One of the things that Rodney is most known for among the nationals and the missionaries is that he knows the people here well - their culture and their mindset. It was for that reason that I was glad to have him lined up to preach to our people for the very first service after the stampede. As an introduction, he read Luke 13:1-5 which tells of two tragic losses of life, and then asks the question, "Think ye that they were sinners above all men...?" He warned against the commonly held Buddhist belief that good things happen to good people and bad things happen to bad people. This belief fosters pride and arrogance, a false sense of personal security, and misplaced accusations. But that wasn't his sermon...that was just saying some things that needed to be said in light of the situation.

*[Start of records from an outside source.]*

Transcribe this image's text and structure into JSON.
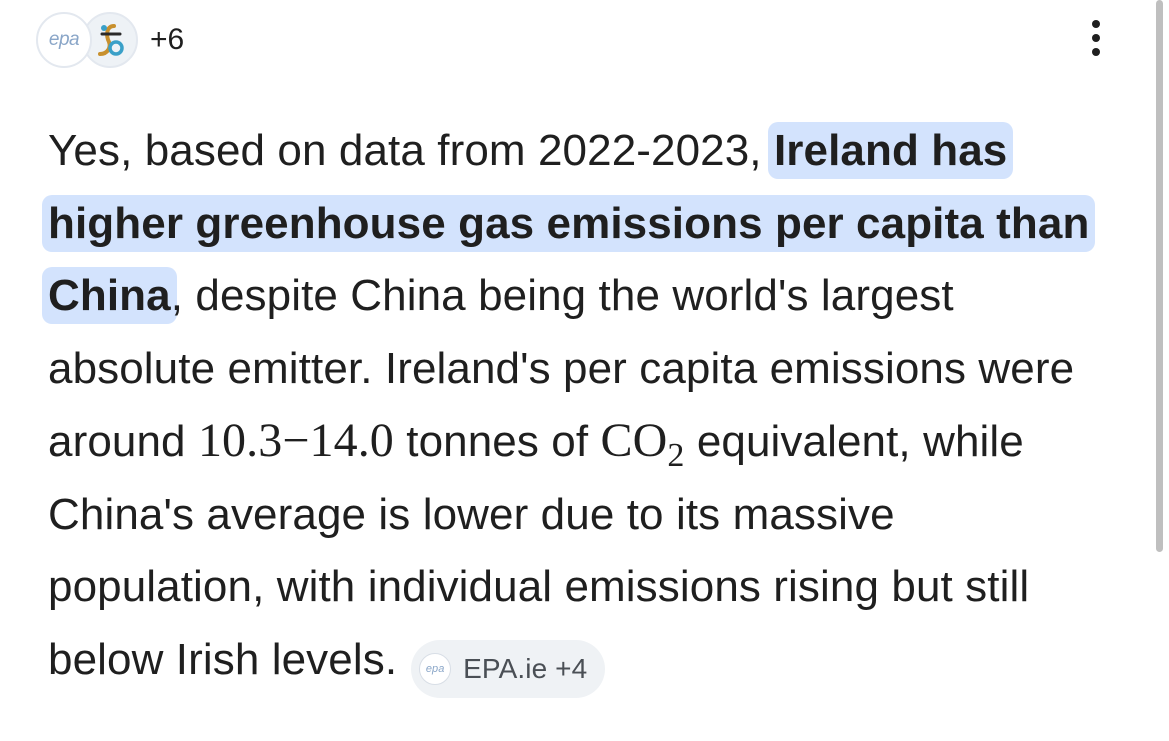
{
  "header": {
    "favicons": [
      {
        "icon": "epa-logo-icon",
        "text": "epa"
      },
      {
        "icon": "scientific-source-logo-icon"
      }
    ],
    "more_sources": "+6",
    "menu_icon": "more-vert-icon"
  },
  "answer": {
    "part1": "Yes, based on data from 2022-2023, ",
    "highlight": "Ireland has higher greenhouse gas emissions per capita than China",
    "part2": ", despite China being the world's largest absolute emitter. Ireland's per capita emissions were around ",
    "math_range": "10.3−14.0",
    "part3": " tonnes of ",
    "math_co": "CO",
    "math_sub": "2",
    "part4": " equivalent, while China's average is lower due to its massive population, with individual emissions rising but still below Irish levels."
  },
  "citation_chip": {
    "icon_text": "epa",
    "label": "EPA.ie +4"
  },
  "colors": {
    "highlight_bg": "#d3e3fd",
    "chip_bg": "#eff2f5",
    "text": "#1f1f1f"
  }
}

First he talked about Jesus' questions to them. It is interesting to note that His 2 questions to them revolved around faith and fear. When we have faith, it drives away fear. When we have fear, it drives away faith. Jesus was showing them that fear and faith cannot co-exist. You have to make a choice between the two.
Then he talked about the disciples question to Jesus. They asked, "Master, carest thou not that we perish?" Even though it was just one question, they seemed to be asking three things with that one question. 1) Do you know we are perishing? 2) Do you care that we are perishing? 3) Can you do anything about it? Oftentimes when we are faced with trials or difficult situations - the storms of life - we feel as if God really must not be paying attention. But while we may not always be able to make sense of what is going on in our finite minds, we need to be confidant that He is aware of the problem, that He cares (even more than we do), and that He can do something about it if He chooses to do so.
God used Bro. Ruppel to speak to hearts, and it was a good conclusion to our Guest Preacher Series. He is a great illustration of what God can do with a person who is willing to consecrate their lives totally and completely to His will and His service. I am proud and thankful to be this man's friend.